God, I feel strange. I’ve been in New York City for eleven weeks now, and in six weeks I’ll be in MacDowell.

All in all, I’ll be away from Florida for nearly five months total. Actually, I’m happy about that.


Sunday, July 19, 1987

2 PM. I was surprisingly impressed with Scott’s historic tour of Chelsea yesterday. He had prepared thoroughly, with copious notes, and he had an incredible number of anecdotes that enlivened the tour.
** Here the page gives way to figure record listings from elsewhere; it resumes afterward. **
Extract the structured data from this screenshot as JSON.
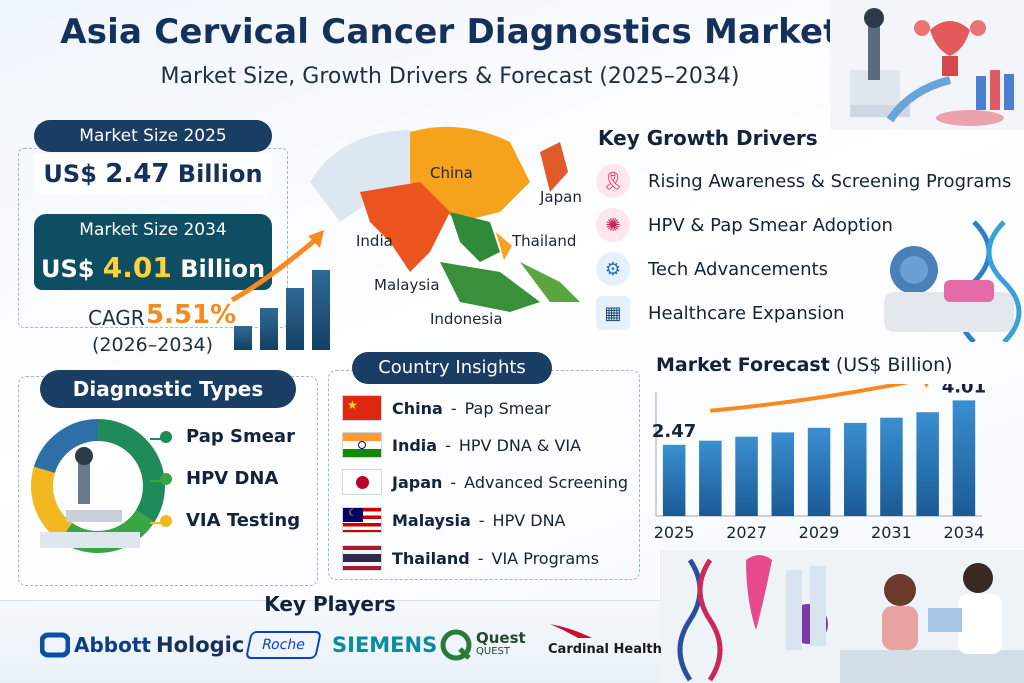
{
  "header": {
    "title": "Asia Cervical Cancer Diagnostics Market",
    "subtitle": "Market Size, Growth Drivers & Forecast (2025–2034)"
  },
  "market_size": {
    "label_2025": "Market Size 2025",
    "prefix_2025": "US$",
    "value_2025": "2.47",
    "unit_2025": "Billion",
    "label_2034": "Market Size 2034",
    "prefix_2034": "US$",
    "value_2034": "4.01",
    "unit_2034": "Billion",
    "cagr_label": "CAGR",
    "cagr_value": "5.51%",
    "cagr_range": "(2026–2034)"
  },
  "map": {
    "labels": {
      "china": "China",
      "japan": "Japan",
      "india": "India",
      "thailand": "Thailand",
      "malaysia": "Malaysia",
      "indonesia": "Indonesia"
    }
  },
  "growth_drivers": {
    "title": "Key Growth Drivers",
    "items": [
      {
        "label": "Rising Awareness & Screening Programs",
        "icon": "ribbon-icon"
      },
      {
        "label": "HPV & Pap Smear Adoption",
        "icon": "virus-icon"
      },
      {
        "label": "Tech Advancements",
        "icon": "gear-icon"
      },
      {
        "label": "Healthcare Expansion",
        "icon": "hospital-icon"
      }
    ]
  },
  "diagnostic_types": {
    "title": "Diagnostic Types",
    "items": [
      {
        "label": "Pap Smear",
        "color": "#1f8a5a"
      },
      {
        "label": "HPV DNA",
        "color": "#3aa545"
      },
      {
        "label": "VIA Testing",
        "color": "#f2b81f"
      }
    ]
  },
  "country_insights": {
    "title": "Country Insights",
    "rows": [
      {
        "country": "China",
        "sep": "-",
        "detail": "Pap Smear"
      },
      {
        "country": "India",
        "sep": "-",
        "detail": "HPV DNA & VIA"
      },
      {
        "country": "Japan",
        "sep": "-",
        "detail": "Advanced Screening"
      },
      {
        "country": "Malaysia",
        "sep": "-",
        "detail": "HPV DNA"
      },
      {
        "country": "Thailand",
        "sep": "-",
        "detail": "VIA Programs"
      }
    ]
  },
  "forecast": {
    "title_bold": "Market Forecast",
    "title_unit": "(US$ Billion)"
  },
  "chart_data": {
    "type": "bar",
    "categories": [
      "2025",
      "",
      "2027",
      "",
      "2029",
      "",
      "2031",
      "",
      "2034"
    ],
    "values": [
      2.47,
      2.61,
      2.75,
      2.9,
      3.06,
      3.23,
      3.41,
      3.6,
      4.01
    ],
    "data_labels": [
      "2.47",
      "",
      "",
      "",
      "",
      "",
      "",
      "",
      "4.01"
    ],
    "ylim": [
      0,
      4.3
    ],
    "grid": false,
    "colors": {
      "bar_top": "#3a8fd0",
      "bar_bottom": "#1a5a96"
    }
  },
  "key_players": {
    "title": "Key Players",
    "logos": [
      "Abbott",
      "Hologic",
      "Roche",
      "SIEMENS",
      "Quest",
      "QUEST",
      "Cardinal Health"
    ]
  }
}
About 16 people attended, and I’m sure all of them gained as much as I did.

Not only did Scott take us to such former landmarks as Proctor’s Theatre and the Grand Opera House on 23rd Street, but he showed us numerous examples of Italianate, Federal and Greek Revival buildings from the 19th century.

Scott also explained the derivation of “Tin Pan Alley” and “23 skidoo” (police used to chase away men who stood at 23rd Street watching women’s skirts hiked up by the wind tunnel caused by the configuration of the Flatiron Building).

We went into the legendary Chelsea Hotel, which I’d passed hundreds of times without ever venturing inside, to see some truly spectacular artworks all over their lobby.

Then we walked onto the block-long, Oxford-like campus of the General Theological Seminary, which I never knew existed and which seemed wholly apart from 1980s Manhattan.

I learned so much I didn’t know, like how Clement Moore owned most of Chelsea at one time or how the banks of the Hudson were once on Tenth Avenue until the two blocks west were filled in.

Scott showed us the long-abandoned elevated freight train tracks that at some points go right through buildings.

Despite the 90° temperatures, I enjoyed myself.

Because I was wearing a tank top and shorts, I got slightly sunburned – and as much as I’ve been avoiding the sun, I have to admit that I look better with some color even though it’s not good for me.

I’ve got an annoying problem with ants, which have been running around the apartment all weekend. On Friday, my upstairs neighbor asked me if I had an ant problem, too, so it’s probably general all over the building.

Last night I had more nightmares than during any single night all year. Most were about MacDowell and how everyone there was hostile to me. I guess I’m working out my fears in my dreams; it’s going to be an adjustment to be back at an artists’ colony.

I told Justin about it while praising his superb Golden Girls script, and he said that more than anyone he knows, I am able to lead “a free-wheeling life” and take things as they come.

I only wish that were true. My doubts about myself are legion.

In 1980, did I have these feelings before I went to MacDowell? I can’t remember, and I don’t have my 1980 diary handy.

I think I was so grateful for the solace of MacDowell after all the problems I had that year that I didn’t give it much forethought.

I remember at Wood Studio, there was a woman who, instead of writing “Painter” or “Writer” alongside her name in the traditional wooden roster of studio residents, wrote “Fraud.”

I feel like that, too – though I suppose it’s the now well-documented “impostor phenomenon.”

I spent an hour on the phone with Harold, who’s teaching a summer night class in the pre-freshman program at John Jay.

Although it bothers him how adjuncts are exploited, he plans to continue for the foreseeable future because he likes teaching and having a schedule that gives him time to write.

I asked Harold if he’s considered going into a Ph.D. program, and he said that he attended some lectures at NYU but considered them so incomprehensible that he knew he couldn’t tolerate all that nonsensical jargon.

Nor could I. The “scholarship” involved in getting a doctorate in English is enough to make anyone hate literature and despair of crisp, clear writing.

Speaking (or, more actually, writing) of writing, it’s coming up on 18 years that I began this journal.

Eighteen years ago, it was 1969 and I was taking my first course (Poli Sci 1) at Brooklyn College, meeting Brad from his East Village Other personals ad, discovering Manhattan – and especially the Village – on my own as I began coming out of my agoraphobic shell.

That was half my lifetime ago.

This evening I’m going back downtown, to the Village, to meet Alice for dinner at her favorite neighborhood Chinese restaurant.